For everything, from hardly running roads to traffic jams, crap weather to overpriced public transportation fares, Latvians like to blame the mayor of Riga, Nils Ušakovs. Seriously, Nil, though, get your sh*t together.
Apart from pensioners and ʻʻnappingʼʼ school children, another subculture one’s (very) likely to bump into on the tram or bus is an aggressive, and often highly intoxicated, fellow, commonly referred to as an ʻʻurlaʼʼ. Dressed in a tracksuit, this ‘’urla’’ is always looking for some trouble. But most of the time, the trouble finds him instead – the several ʻʻdvuļasʼʼ (2l bottles of beer) he’s had will finally hit him and he will fall out of the transport landing with a loud ʻʻblyagʼʼ (ʻʻf*ckʼʼ).

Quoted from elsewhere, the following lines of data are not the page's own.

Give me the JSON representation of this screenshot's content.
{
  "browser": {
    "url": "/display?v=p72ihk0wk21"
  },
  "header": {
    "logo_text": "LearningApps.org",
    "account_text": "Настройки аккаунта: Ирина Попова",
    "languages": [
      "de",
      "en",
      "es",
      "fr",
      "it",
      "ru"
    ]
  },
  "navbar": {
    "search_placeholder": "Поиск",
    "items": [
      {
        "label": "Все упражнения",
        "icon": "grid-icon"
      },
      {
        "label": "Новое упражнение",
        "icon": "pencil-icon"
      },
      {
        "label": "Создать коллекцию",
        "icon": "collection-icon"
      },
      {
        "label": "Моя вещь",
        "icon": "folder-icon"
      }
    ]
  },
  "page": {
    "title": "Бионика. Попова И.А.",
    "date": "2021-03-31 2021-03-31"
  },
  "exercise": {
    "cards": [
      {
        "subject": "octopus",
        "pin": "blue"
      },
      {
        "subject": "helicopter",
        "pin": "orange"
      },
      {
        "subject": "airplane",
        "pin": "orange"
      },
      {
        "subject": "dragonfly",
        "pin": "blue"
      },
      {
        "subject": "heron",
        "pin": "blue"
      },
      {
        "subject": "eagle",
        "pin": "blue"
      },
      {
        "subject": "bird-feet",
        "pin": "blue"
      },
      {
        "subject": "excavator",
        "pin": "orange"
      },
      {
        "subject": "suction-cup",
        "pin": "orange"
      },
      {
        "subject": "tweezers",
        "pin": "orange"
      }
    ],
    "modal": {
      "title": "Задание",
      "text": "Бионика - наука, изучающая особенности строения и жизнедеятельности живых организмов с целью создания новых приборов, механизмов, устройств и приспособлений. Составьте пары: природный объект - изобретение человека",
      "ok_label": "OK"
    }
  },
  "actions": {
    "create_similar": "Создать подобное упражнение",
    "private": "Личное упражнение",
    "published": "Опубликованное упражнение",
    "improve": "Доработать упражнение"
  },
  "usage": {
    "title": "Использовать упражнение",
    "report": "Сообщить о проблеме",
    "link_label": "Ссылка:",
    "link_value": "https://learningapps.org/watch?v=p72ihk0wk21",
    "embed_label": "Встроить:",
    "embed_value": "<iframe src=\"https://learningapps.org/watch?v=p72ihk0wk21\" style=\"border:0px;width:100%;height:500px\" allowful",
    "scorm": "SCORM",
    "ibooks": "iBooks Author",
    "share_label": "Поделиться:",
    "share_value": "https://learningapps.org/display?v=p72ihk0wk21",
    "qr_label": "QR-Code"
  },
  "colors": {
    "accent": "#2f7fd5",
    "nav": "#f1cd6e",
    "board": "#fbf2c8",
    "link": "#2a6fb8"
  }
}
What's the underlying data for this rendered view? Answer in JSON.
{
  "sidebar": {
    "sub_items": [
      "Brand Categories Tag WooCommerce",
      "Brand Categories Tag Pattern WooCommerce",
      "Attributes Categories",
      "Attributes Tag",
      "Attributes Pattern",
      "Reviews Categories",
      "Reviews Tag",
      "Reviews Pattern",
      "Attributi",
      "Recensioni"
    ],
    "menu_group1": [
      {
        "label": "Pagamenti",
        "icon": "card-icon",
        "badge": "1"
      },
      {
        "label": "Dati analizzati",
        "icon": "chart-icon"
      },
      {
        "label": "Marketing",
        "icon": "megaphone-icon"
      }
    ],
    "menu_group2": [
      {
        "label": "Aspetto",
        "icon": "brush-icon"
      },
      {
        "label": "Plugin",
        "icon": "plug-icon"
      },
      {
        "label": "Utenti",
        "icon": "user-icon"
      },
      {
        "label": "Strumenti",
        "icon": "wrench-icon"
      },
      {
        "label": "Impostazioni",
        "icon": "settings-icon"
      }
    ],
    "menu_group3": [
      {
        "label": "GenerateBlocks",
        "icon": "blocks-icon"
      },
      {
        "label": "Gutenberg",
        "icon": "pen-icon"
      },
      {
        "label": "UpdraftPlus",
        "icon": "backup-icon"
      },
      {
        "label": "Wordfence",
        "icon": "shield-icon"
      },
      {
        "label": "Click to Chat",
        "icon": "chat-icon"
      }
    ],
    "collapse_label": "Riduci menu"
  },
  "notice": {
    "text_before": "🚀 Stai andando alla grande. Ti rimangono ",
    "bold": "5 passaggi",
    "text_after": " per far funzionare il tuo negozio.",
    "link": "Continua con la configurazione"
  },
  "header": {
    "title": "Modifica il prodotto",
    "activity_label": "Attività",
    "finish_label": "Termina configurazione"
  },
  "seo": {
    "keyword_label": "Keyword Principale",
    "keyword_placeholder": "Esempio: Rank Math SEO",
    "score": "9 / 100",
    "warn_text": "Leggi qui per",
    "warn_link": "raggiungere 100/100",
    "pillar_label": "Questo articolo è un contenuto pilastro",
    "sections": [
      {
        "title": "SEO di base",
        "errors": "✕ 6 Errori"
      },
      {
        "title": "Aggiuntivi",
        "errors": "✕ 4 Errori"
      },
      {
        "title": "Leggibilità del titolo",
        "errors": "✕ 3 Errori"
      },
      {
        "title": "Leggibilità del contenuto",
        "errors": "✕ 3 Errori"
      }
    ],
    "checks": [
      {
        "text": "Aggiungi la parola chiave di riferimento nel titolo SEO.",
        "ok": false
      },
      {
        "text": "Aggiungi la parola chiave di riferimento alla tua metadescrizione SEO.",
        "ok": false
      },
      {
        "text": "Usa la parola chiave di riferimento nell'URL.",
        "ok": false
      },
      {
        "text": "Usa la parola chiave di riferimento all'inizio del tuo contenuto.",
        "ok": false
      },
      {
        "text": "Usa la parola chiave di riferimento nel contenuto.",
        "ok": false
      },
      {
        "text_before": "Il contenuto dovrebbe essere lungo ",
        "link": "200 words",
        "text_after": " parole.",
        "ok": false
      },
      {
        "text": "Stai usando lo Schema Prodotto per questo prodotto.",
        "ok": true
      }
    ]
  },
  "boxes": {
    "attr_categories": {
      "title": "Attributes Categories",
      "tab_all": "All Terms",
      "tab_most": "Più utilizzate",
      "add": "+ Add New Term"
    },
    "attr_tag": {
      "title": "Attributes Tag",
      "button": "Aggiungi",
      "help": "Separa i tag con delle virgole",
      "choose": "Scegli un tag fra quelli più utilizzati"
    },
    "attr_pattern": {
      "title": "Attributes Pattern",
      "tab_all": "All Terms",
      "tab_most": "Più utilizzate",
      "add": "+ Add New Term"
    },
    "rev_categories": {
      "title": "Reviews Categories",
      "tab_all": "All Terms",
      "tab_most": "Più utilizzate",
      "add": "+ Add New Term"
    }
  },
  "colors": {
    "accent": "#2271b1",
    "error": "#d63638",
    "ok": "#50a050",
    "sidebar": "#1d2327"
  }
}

The nourishing veggie soup your grandma has cooked with all her love is great… but nothing compares to the comfort a single packet of ʻʻRollton’’ can provide. A health-freak or not, a true Latvian will know that, whatever the price, no other instant noodles are as good as these.
…even though we are well aware that the chances of us entering the grand final are next to nothing. Nonetheless, we always feel somewhat superior when the two neighbouring countries – Estonia and Lithuania – and our fellow Latvians who have emigrated to Ireland shower us in the 12 maximum points a country can give.
And if they don’t, a sense betrayal would swipe across the nation. ʻʻ7 points?!? Only!? What!??’’
A truly obvious sign you grew up in Latvia was the utter fear and the sudden realisation that you’re doomed once your literature teacher notified the class that you’ll have to read Mērnieku laiki; several hundred pages portraying the life in Latvia in the early 19th century. The language was complex and new characters would flood in every two pages so most of us wouldn’t even make it to page 15.
Although there are no factual statistics, the number of annual high-school graduates nationwide who’ve actually managed to make it to the end of the book probably reaches less than a hundred (whether they have understood the plot is a different story).
…for the 50th time.
Hekča…The horrendously tasting and smelling spirit that made your stomach regret its existence each time you tried to down it with Coke (a classic combo). Yet, you kept buying it whenever there was a party to attend. No party was a party without Hektors.